Edphil, United Kingdom

I have a right side chest pain that radiates to the arm.I have been feeling this pain in a dull manner for more than six months now but the radiation to the arm started recently.I have been for a chest x-ray and waiting for the result.The pain goes off temporarily if I indulge in exercise for more than 30 minutes but comes back in the morning.Today it was persistent that I can hardly raise my right arm or carry my baby.I am waiting for the test result before I get back to the GP.Please tell me what to do.

shaanZee, India

my husband age 33 has a pain in chest from few days if he walk fast

MandarS, India

Recently I Lost my mother by heart attached on 21.09.2010, she got chest pain at 10.30pm I call doctor near to me (BAMS) she miss guide me that chest pain due to acidity becouse my mother BP and heart beat is normal at that time and chest pain is in centre part of chest as inform by that doctor.

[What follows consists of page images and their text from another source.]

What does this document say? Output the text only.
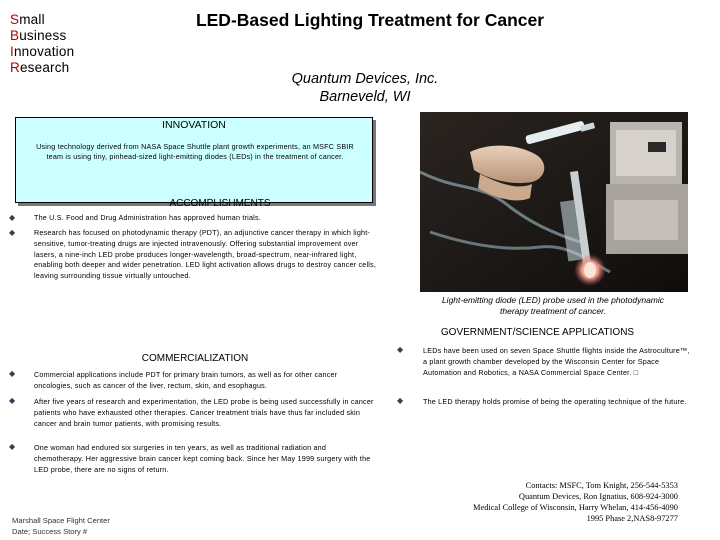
Small
Business
Innovation
Research
LED-Based Lighting Treatment for Cancer
Quantum Devices, Inc.
Barneveld, WI
INNOVATION
Using technology derived from NASA Space Shuttle plant growth experiments, an MSFC SBIR team is using tiny, pinhead-sized light-emitting diodes (LEDs) in the treatment of cancer.
Light-emitting diode (LED) probe used in the photodynamic therapy treatment of cancer.
ACCOMPLISHMENTS
◆	The U.S. Food and Drug Administration has approved human trials.
◆	Research has focused on photodynamic therapy (PDT), an adjunctive cancer therapy in which light-sensitive, tumor-treating drugs are injected intravenously. Offering substantial improvement over lasers, a nine-inch LED probe produces longer-wavelength, broad-spectrum, near-infrared light, enabling both deeper and wider penetration. LED light activation allows drugs to destroy cancer cells, leaving surrounding tissue virtually untouched.
GOVERNMENT/SCIENCE APPLICATIONS
◆	LEDs have been used on seven Space Shuttle flights inside the Astroculture™, a plant growth chamber developed by the Wisconsin Center for Space Automation and Robotics, a NASA Commercial Space Center. □
◆	The LED therapy holds promise of being the operating technique of the future.
COMMERCIALIZATION
◆	Commercial applications include PDT for primary brain tumors, as well as for other cancer oncologies, such as cancer of the liver, rectum, skin, and esophagus.
◆	After five years of research and experimentation, the LED probe is being used successfully in cancer patients who have exhausted other therapies. Cancer treatment trials have thus far included skin cancer and brain tumor patients, with promising results.
◆	One woman had endured six surgeries in ten years, as well as traditional radiation and chemotherapy. Her aggressive brain cancer kept coming back. Since her May 1999 surgery with the LED probe, there are no signs of return.
Marshall Space Flight Center
Date; Success Story #
Contacts: MSFC, Tom Knight, 256-544-5353
Quantum Devices, Ron Ignatius, 608-924-3000
Medical College of Wisconsin, Harry Whelan, 414-456-4090
1995 Phase 2,NAS8-97277
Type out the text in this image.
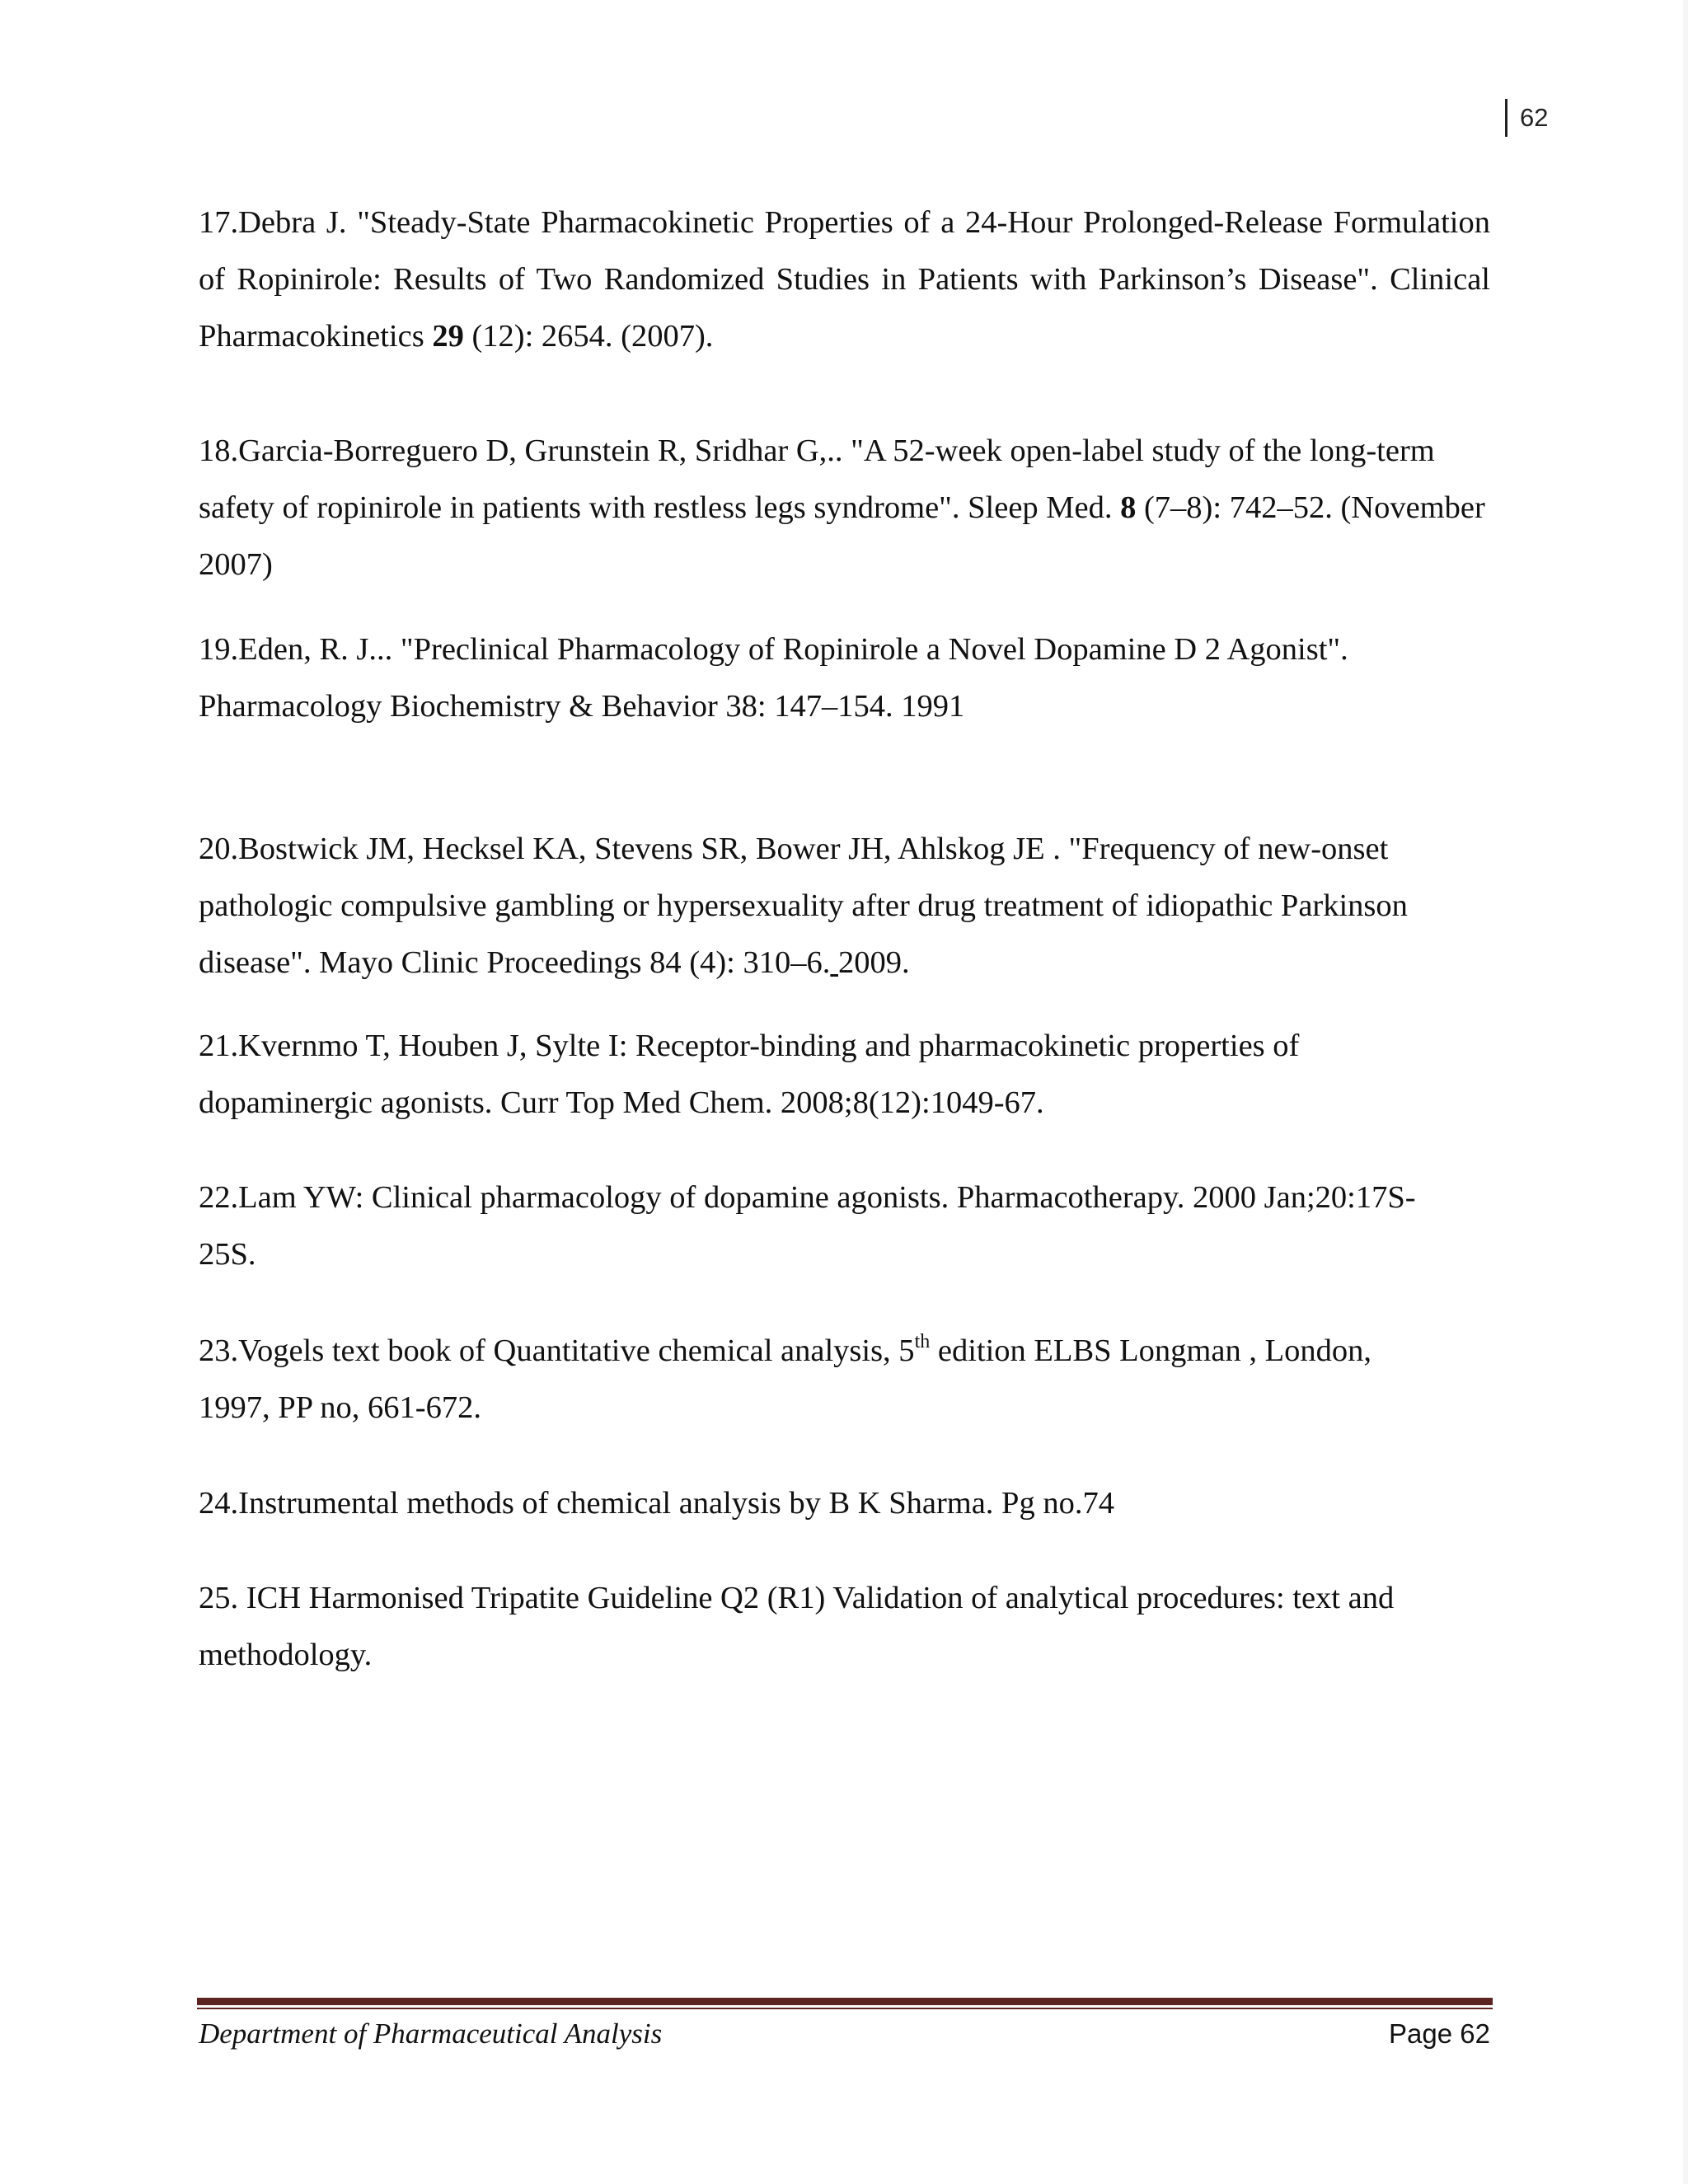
62

17.Debra J. "Steady-State Pharmacokinetic Properties of a 24-Hour Prolonged-Release Formulation of Ropinirole: Results of Two Randomized Studies in Patients with Parkinson’s Disease". Clinical Pharmacokinetics 29 (12): 2654. (2007).

18.Garcia-Borreguero D, Grunstein R, Sridhar G,.. "A 52-week open-label study of the long-term safety of ropinirole in patients with restless legs syndrome". Sleep Med. 8 (7–8): 742–52. (November 2007)

19.Eden, R. J... "Preclinical Pharmacology of Ropinirole a Novel Dopamine D 2 Agonist".
Pharmacology Biochemistry & Behavior 38: 147–154. 1991
20.Bostwick JM, Hecksel KA, Stevens SR, Bower JH, Ahlskog JE . "Frequency of new-onset
pathologic compulsive gambling or hypersexuality after drug treatment of idiopathic Parkinson
disease". Mayo Clinic Proceedings 84 (4): 310–6. 2009.
21.Kvernmo T, Houben J, Sylte I: Receptor-binding and pharmacokinetic properties of
dopaminergic agonists. Curr Top Med Chem. 2008;8(12):1049-67.
22.Lam YW: Clinical pharmacology of dopamine agonists. Pharmacotherapy. 2000 Jan;20:17S-
25S.
23.Vogels text book of Quantitative chemical analysis, 5th edition ELBS Longman , London,
1997, PP no, 661-672.
24.Instrumental methods of chemical analysis by B K Sharma. Pg no.74
25. ICH Harmonised Tripatite Guideline Q2 (R1) Validation of analytical procedures: text and
methodology.
Department of Pharmaceutical Analysis	Page 62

Still for safer side we moved her to cardiologst he take ECG & infor its start of heart attack, he gave her sorbitol & some liquid syrup & asked to move to ICCU.
I call abilance from Wackharts but during trasit she got attack and she pass away.

The mistake we have done,
Loss the time to investigate reason of chest pain
Suggession :-
Do not wait to invetigate rason for chest pain, just move to the hospital who can investigate & treat the chest pain reason whatever maybe.

nancyk, United States

I have chest pain on the right side and in right arm. Chest Pain started early morning before sun came up. Right arm started around lunch time. Should I go to emergency room?